Slate is also the largest office space owner in Atlantic Canada, which Armstrong said doesn’t have the liquidity of other regions, but has stable assets.

Toronto and Calgary have respective concentrations of financial and energy tenants, which have traditionally given space back to the market during economic downturns. Armstrong said Slate has just one sublet in St. John’s because tenants typically don’t give back space there.

Core office properties in Toronto and Vancouver drove Cadillac Fairview’s returns in 2018, and Osborne said the company is seeing significant rent growth in both cities. The challenge is to find development sites.

Cadillac Fairview’s flagship retail properties have also performed very well, with strong occupancy and rent growth.

“It’s hard work getting that leasing done, but we’re seeing strong take-up in those spaces,” said Osborne.

Investment opportunities

Osborne said Cadillac Fairview is focused on buying in the U.S., while also looking at opportunities in Europe and the Asia-Pacific region.

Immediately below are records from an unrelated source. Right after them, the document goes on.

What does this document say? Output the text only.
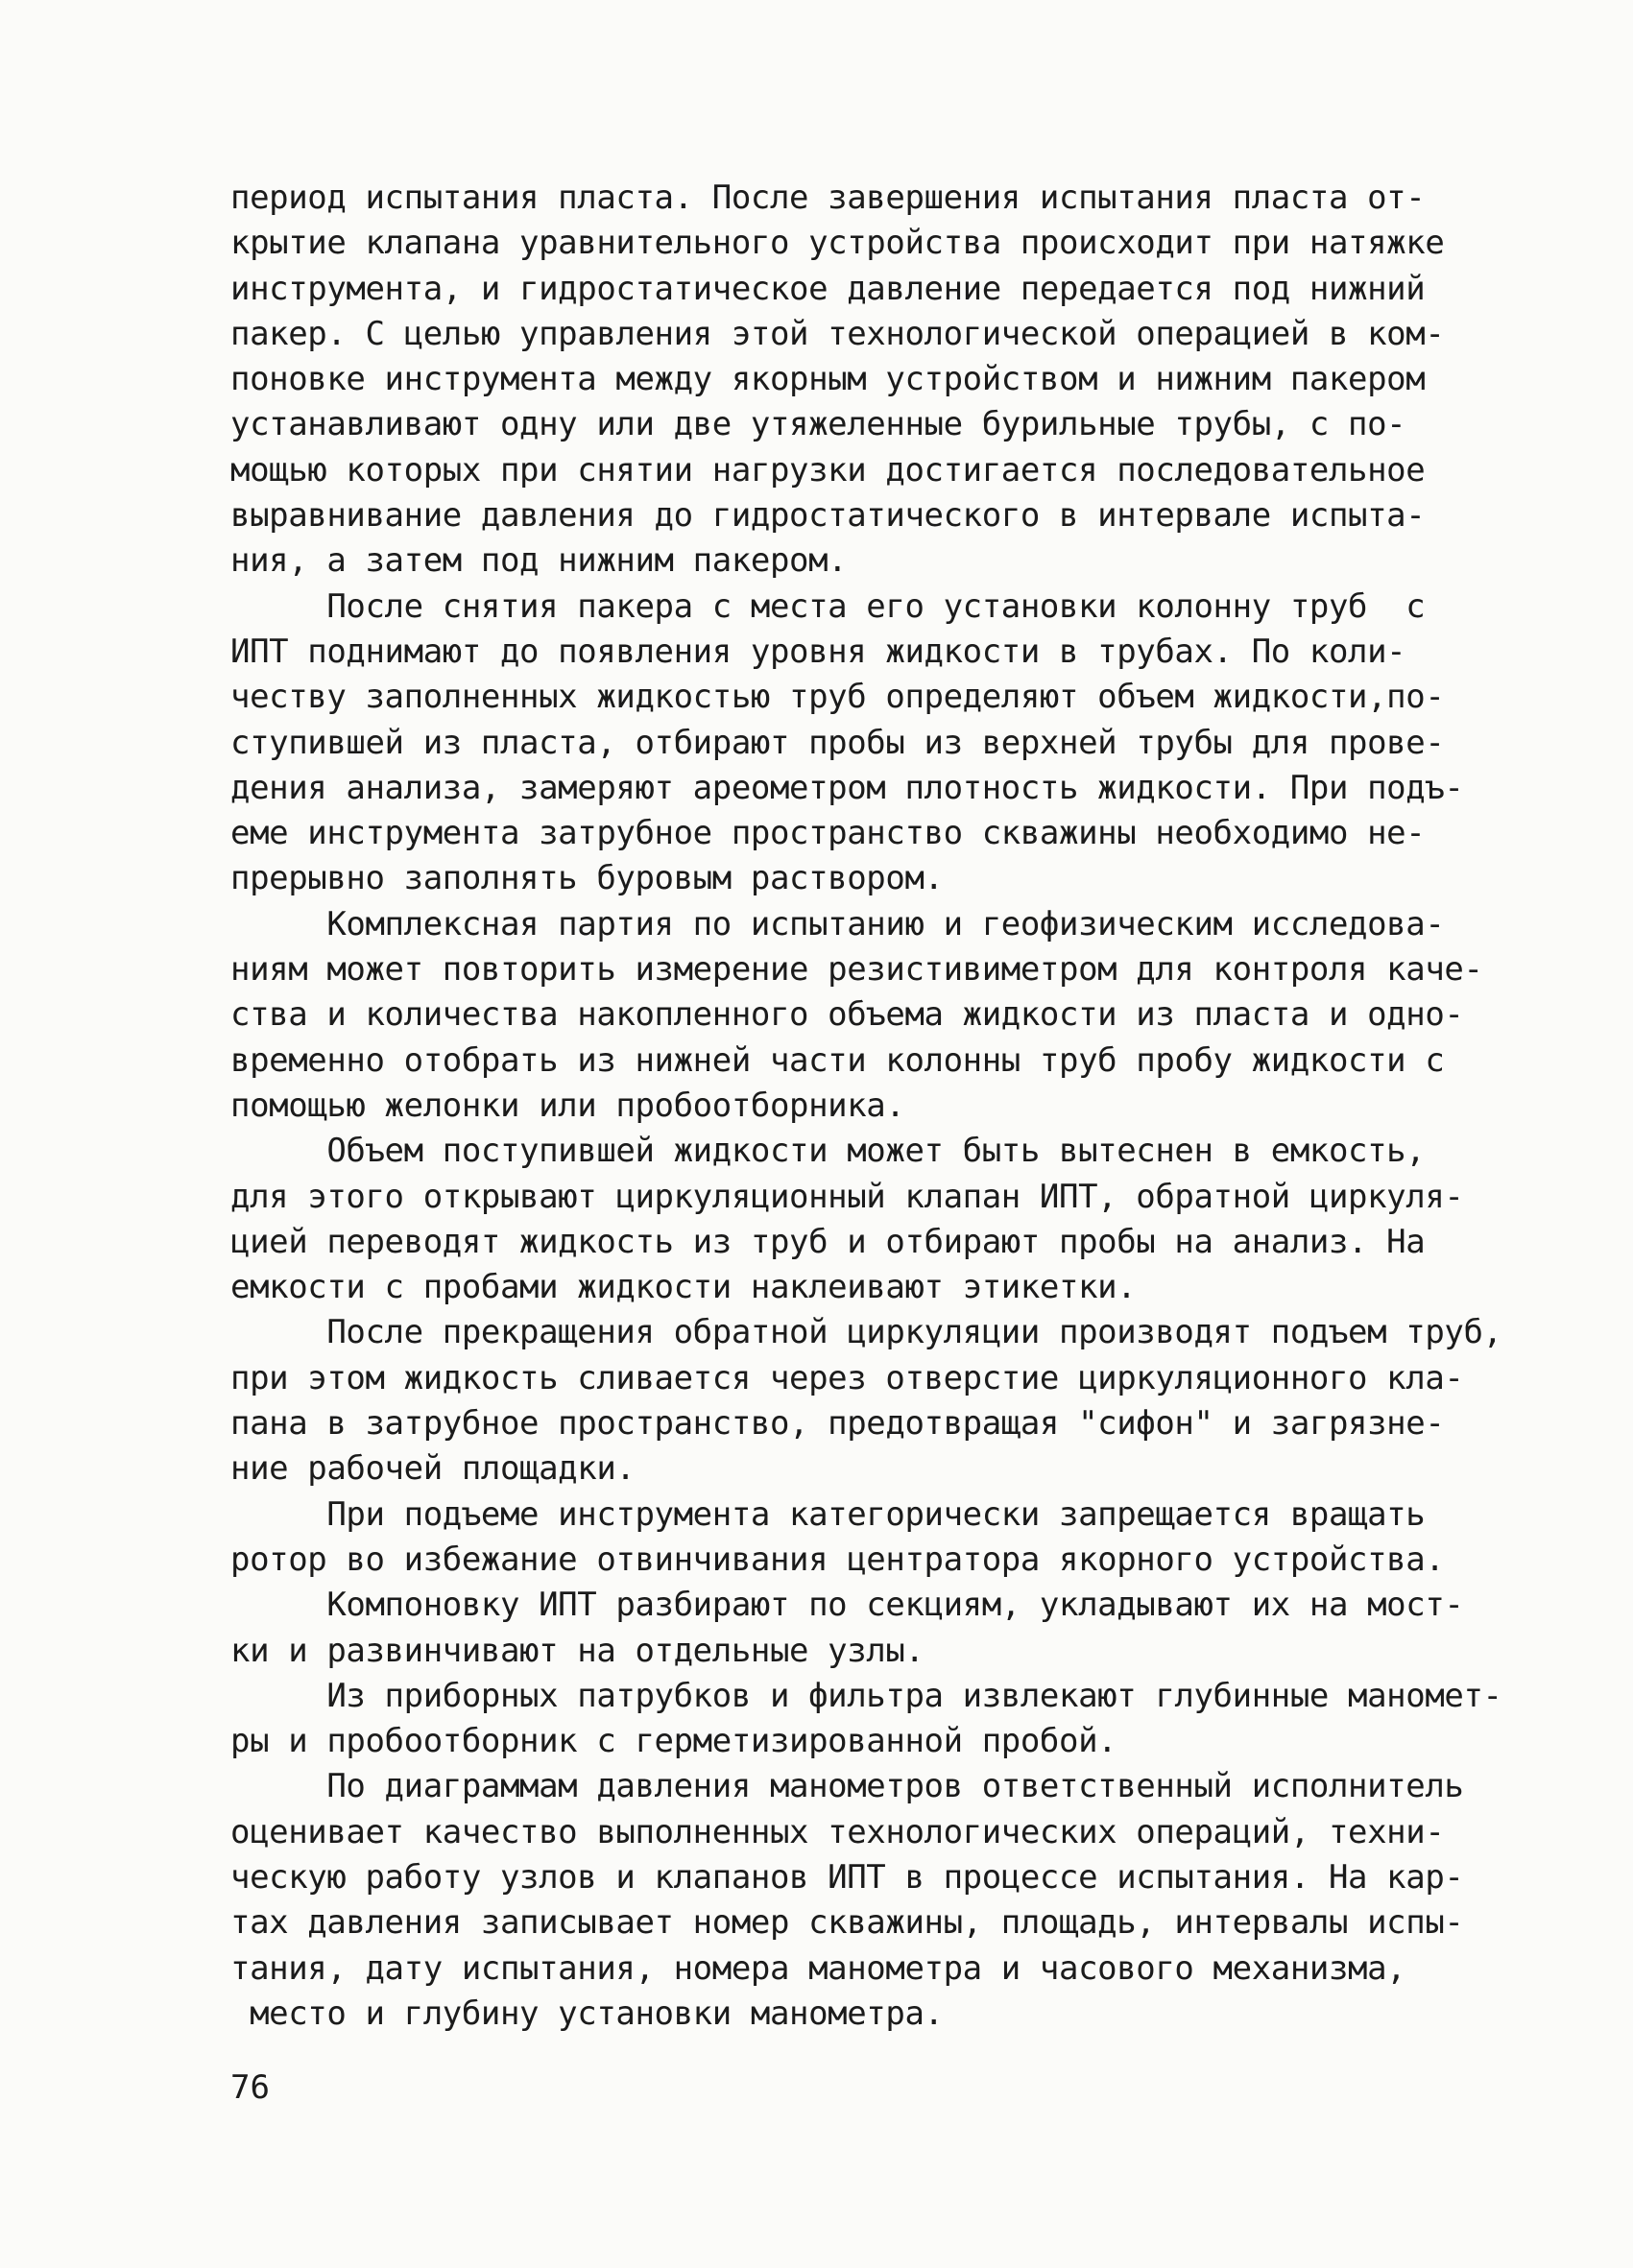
период испытания пласта. После завершения испытания пласта от-
крытие клапана уравнительного устройства происходит при натяжке
инструмента, и гидростатическое давление передается под нижний
пакер. С целью управления этой технологической операцией в ком-
поновке инструмента между якорным устройством и нижним пакером
устанавливают одну или две утяжеленные бурильные трубы, с по-
мощью которых при снятии нагрузки достигается последовательное
выравнивание давления до гидростатического в интервале испыта-
ния, а затем под нижним пакером.
После снятия пакера с места его установки колонну труб  с
ИПТ поднимают до появления уровня жидкости в трубах. По коли-
честву заполненных жидкостью труб определяют объем жидкости,по-
ступившей из пласта, отбирают пробы из верхней трубы для прове-
дения анализа, замеряют ареометром плотность жидкости. При подъ-
еме инструмента затрубное пространство скважины необходимо не-
прерывно заполнять буровым раствором.
Комплексная партия по испытанию и геофизическим исследова-
ниям может повторить измерение резистивиметром для контроля каче-
ства и количества накопленного объема жидкости из пласта и одно-
временно отобрать из нижней части колонны труб пробу жидкости с
помощью желонки или пробоотборника.
Объем поступившей жидкости может быть вытеснен в емкость,
для этого открывают циркуляционный клапан ИПТ, обратной циркуля-
цией переводят жидкость из труб и отбирают пробы на анализ. На
емкости с пробами жидкости наклеивают этикетки.
После прекращения обратной циркуляции производят подъем труб,
при этом жидкость сливается через отверстие циркуляционного кла-
пана в затрубное пространство, предотвращая "сифон" и загрязне-
ние рабочей площадки.
При подъеме инструмента категорически запрещается вращать
ротор во избежание отвинчивания центратора якорного устройства.
Компоновку ИПТ разбирают по секциям, укладывают их на мост-
ки и развинчивают на отдельные узлы.
Из приборных патрубков и фильтра извлекают глубинные маномет-
ры и пробоотборник с герметизированной пробой.
По диаграммам давления манометров ответственный исполнитель
оценивает качество выполненных технологических операций, техни-
ческую работу узлов и клапанов ИПТ в процессе испытания. На кар-
тах давления записывает номер скважины, площадь, интервалы испы-
тания, дату испытания, номера манометра и часового механизма,
место и глубину установки манометра.
76
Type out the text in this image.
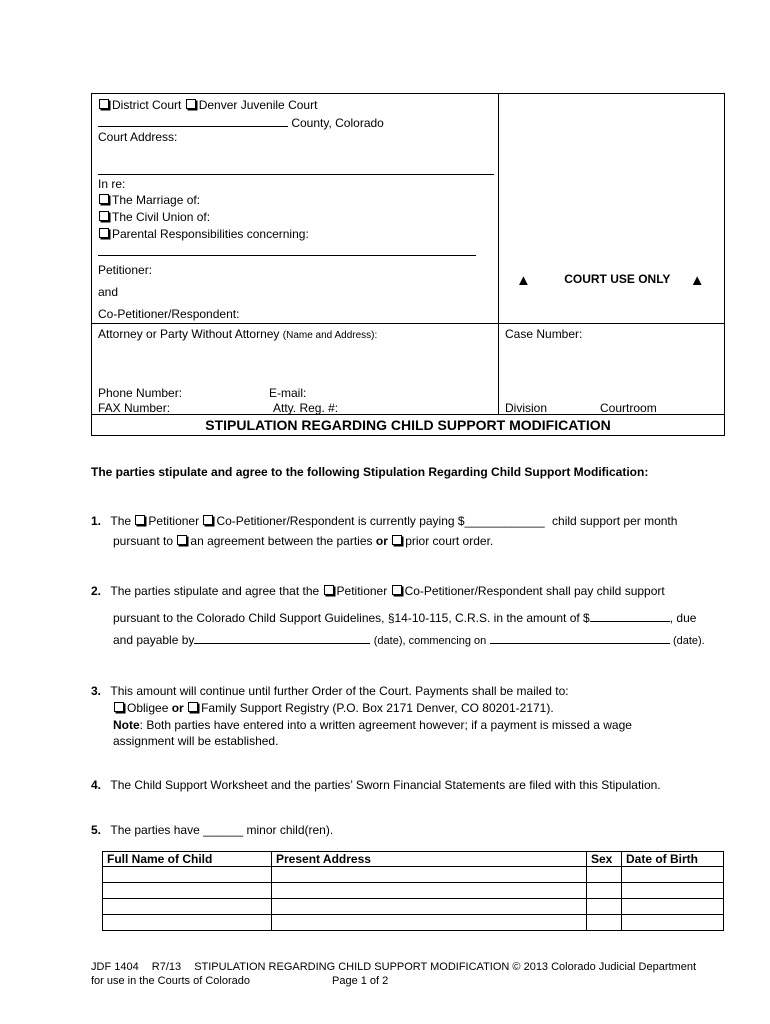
District Court Denver Juvenile Court
County, Colorado
Court Address:
In re:
The Marriage of:
The Civil Union of:
Parental Responsibilities concerning:
Petitioner:
and
Co-Petitioner/Respondent:
▲	COURT USE ONLY ▲
Attorney or Party Without Attorney (Name and Address):	Case Number:
Phone Number:	E-mail:
FAX Number:	Atty. Reg. #:	Division	Courtroom
STIPULATION REGARDING CHILD SUPPORT MODIFICATION
The parties stipulate and agree to the following Stipulation Regarding Child Support Modification:
1. The Petitioner Co-Petitioner/Respondent is currently paying $____________ child support per month
pursuant to an agreement between the parties or prior court order.
2. The parties stipulate and agree that the Petitioner Co-Petitioner/Respondent shall pay child support
pursuant to the Colorado Child Support Guidelines, §14-10-115, C.R.S. in the amount of $	, due
and payable by	(date), commencing on	(date).
3. This amount will continue until further Order of the Court. Payments shall be mailed to:
Obligee or Family Support Registry (P.O. Box 2171 Denver, CO 80201-2171).
Note: Both parties have entered into a written agreement however; if a payment is missed a wage
assignment will be established.
4. The Child Support Worksheet and the parties’ Sworn Financial Statements are filed with this Stipulation.
5. The parties have ______ minor child(ren).
Full Name of Child	Present Address	Sex	Date of Birth

JDF 1404 R7/13 STIPULATION REGARDING CHILD SUPPORT MODIFICATION © 2013 Colorado Judicial Department
for use in the Courts of Colorado	Page 1 of 2
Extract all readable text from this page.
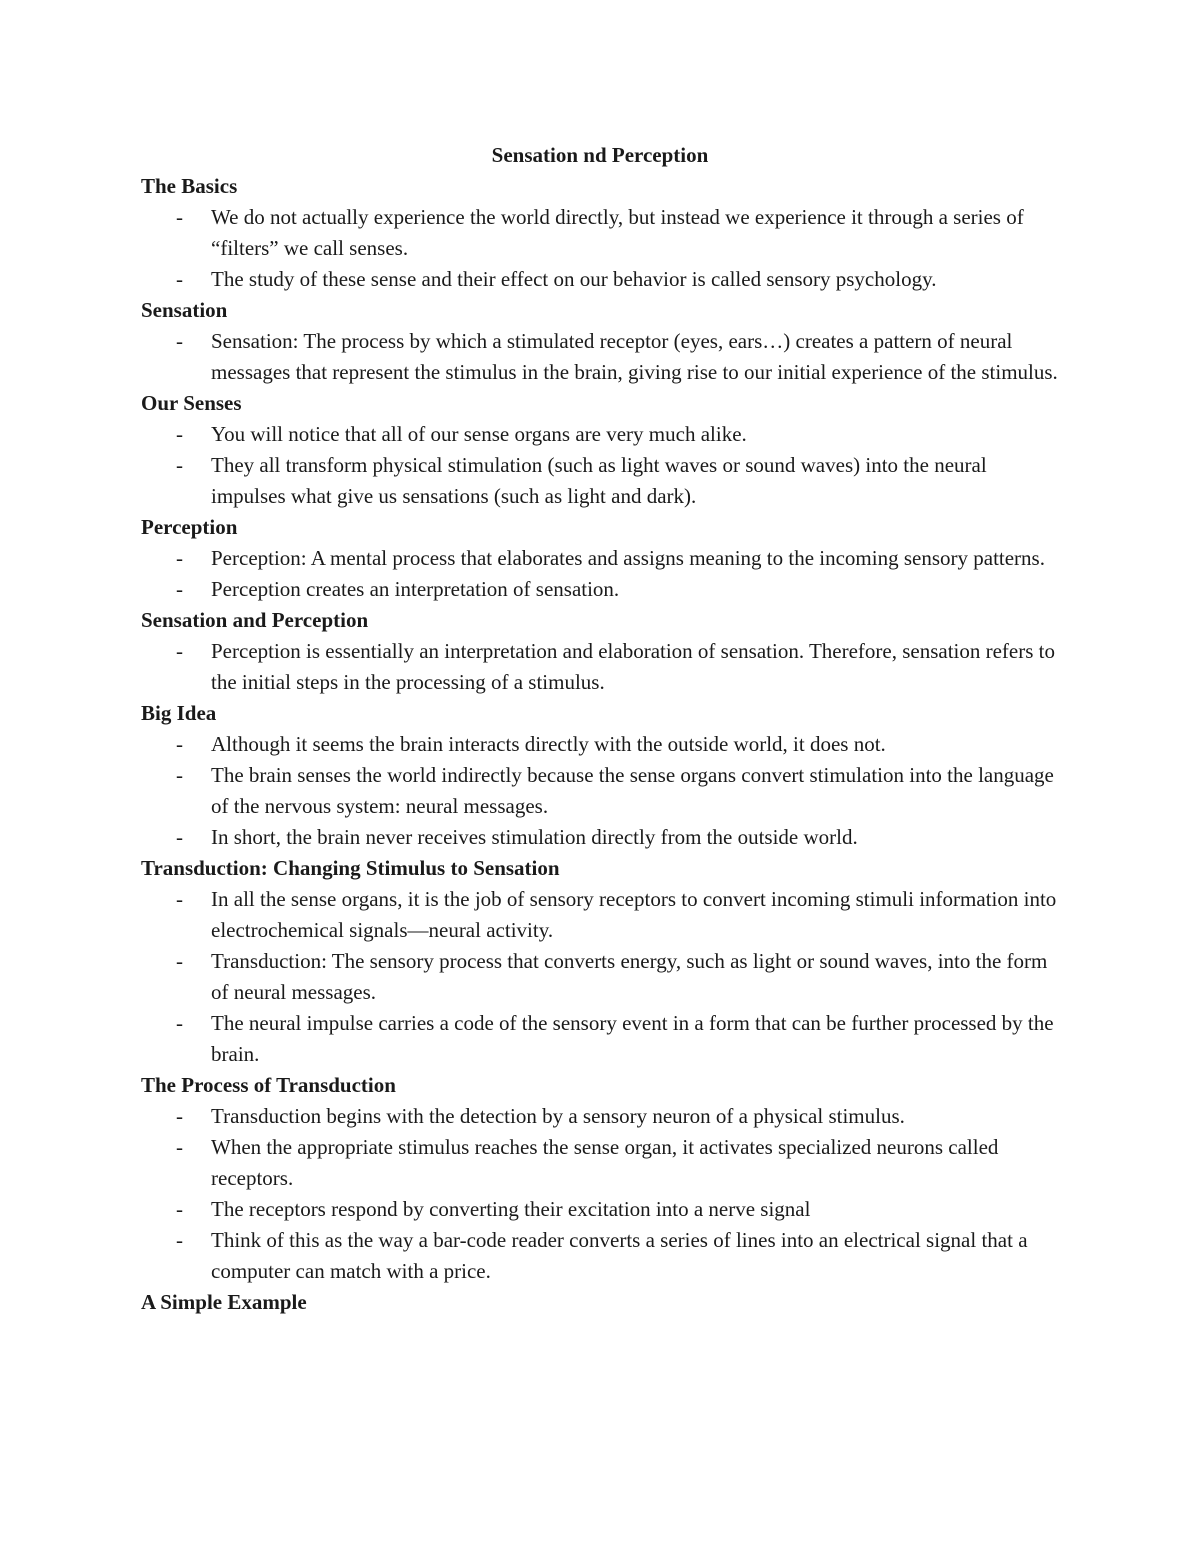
Sensation nd Perception
The Basics
-	We do not actually experience the world directly, but instead we experience it through a series of “filters” we call senses.
-	The study of these sense and their effect on our behavior is called sensory psychology.
Sensation
-	Sensation: The process by which a stimulated receptor (eyes, ears…) creates a pattern of neural messages that represent the stimulus in the brain, giving rise to our initial experience of the stimulus.
Our Senses
-	You will notice that all of our sense organs are very much alike.
-	They all transform physical stimulation (such as light waves or sound waves) into the neural impulses what give us sensations (such as light and dark).
Perception
-	Perception: A mental process that elaborates and assigns meaning to the incoming sensory patterns.
-	Perception creates an interpretation of sensation.
Sensation and Perception
-	Perception is essentially an interpretation and elaboration of sensation. Therefore, sensation refers to the initial steps in the processing of a stimulus.
Big Idea
-	Although it seems the brain interacts directly with the outside world, it does not.
-	The brain senses the world indirectly because the sense organs convert stimulation into the language of the nervous system: neural messages.
-	In short, the brain never receives stimulation directly from the outside world.
Transduction: Changing Stimulus to Sensation
-	In all the sense organs, it is the job of sensory receptors to convert incoming stimuli information into electrochemical signals—neural activity.
-	Transduction: The sensory process that converts energy, such as light or sound waves, into the form of neural messages.
-	The neural impulse carries a code of the sensory event in a form that can be further processed by the brain.
The Process of Transduction
-	Transduction begins with the detection by a sensory neuron of a physical stimulus.
-	When the appropriate stimulus reaches the sense organ, it activates specialized neurons called receptors.
-	The receptors respond by converting their excitation into a nerve signal
-	Think of this as the way a bar-code reader converts a series of lines into an electrical signal that a computer can match with a price.
A Simple Example
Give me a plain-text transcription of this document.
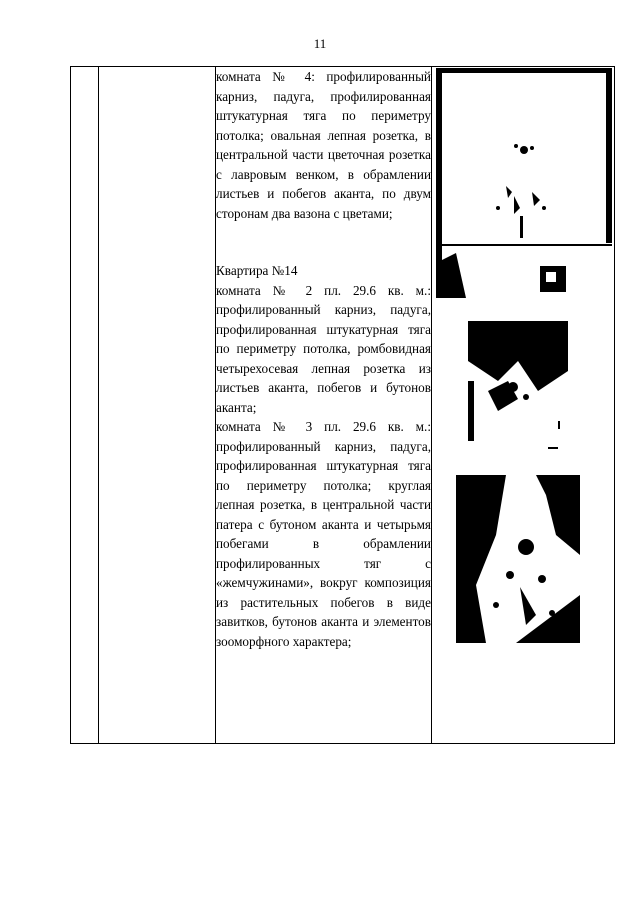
11

комната № 4: профилированный карниз, падуга, профилированная штукатурная тяга по периметру потолка; овальная лепная розетка, в центральной части цветочная розетка с лавровым венком, в обрамлении листьев и побегов аканта, по двум сторонам два вазона с цветами;

Квартира №14

комната № 2 пл. 29.6 кв. м.: профилированный карниз, падуга, профилированная штукатурная тяга по периметру потолка, ромбовидная четырехосевая лепная розетка из листьев аканта, побегов и бутонов аканта;

комната № 3 пл. 29.6 кв. м.: профилированный карниз, падуга, профилированная штукатурная тяга по периметру потолка; круглая лепная розетка, в центральной части патера с бутоном аканта и четырьмя побегами в обрамлении профилированных тяг с «жемчужинами», вокруг композиция из растительных побегов в виде завитков, бутонов аканта и элементов зооморфного характера;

The company’s strategy in Canada is to intensify existing assets and pursue development with high-quality partners which have different strengths.

“A lot of the easy returns are behind us,” said Osborne, who expects many future returns to come from development.

Sweeney said the bidding pool becomes smaller once property values exceed $200 million, and he noted there were some pretty thin bidding fields for large deals in 2018 since large domestic pension funds aren’t looking to acquire much in Canada.

Sweeney believes the best defence for a vendor is to have “rock-solid underwriting that has realistic assumptions and price expectations. If you go too aggressive, I think you’re going to lose groups.”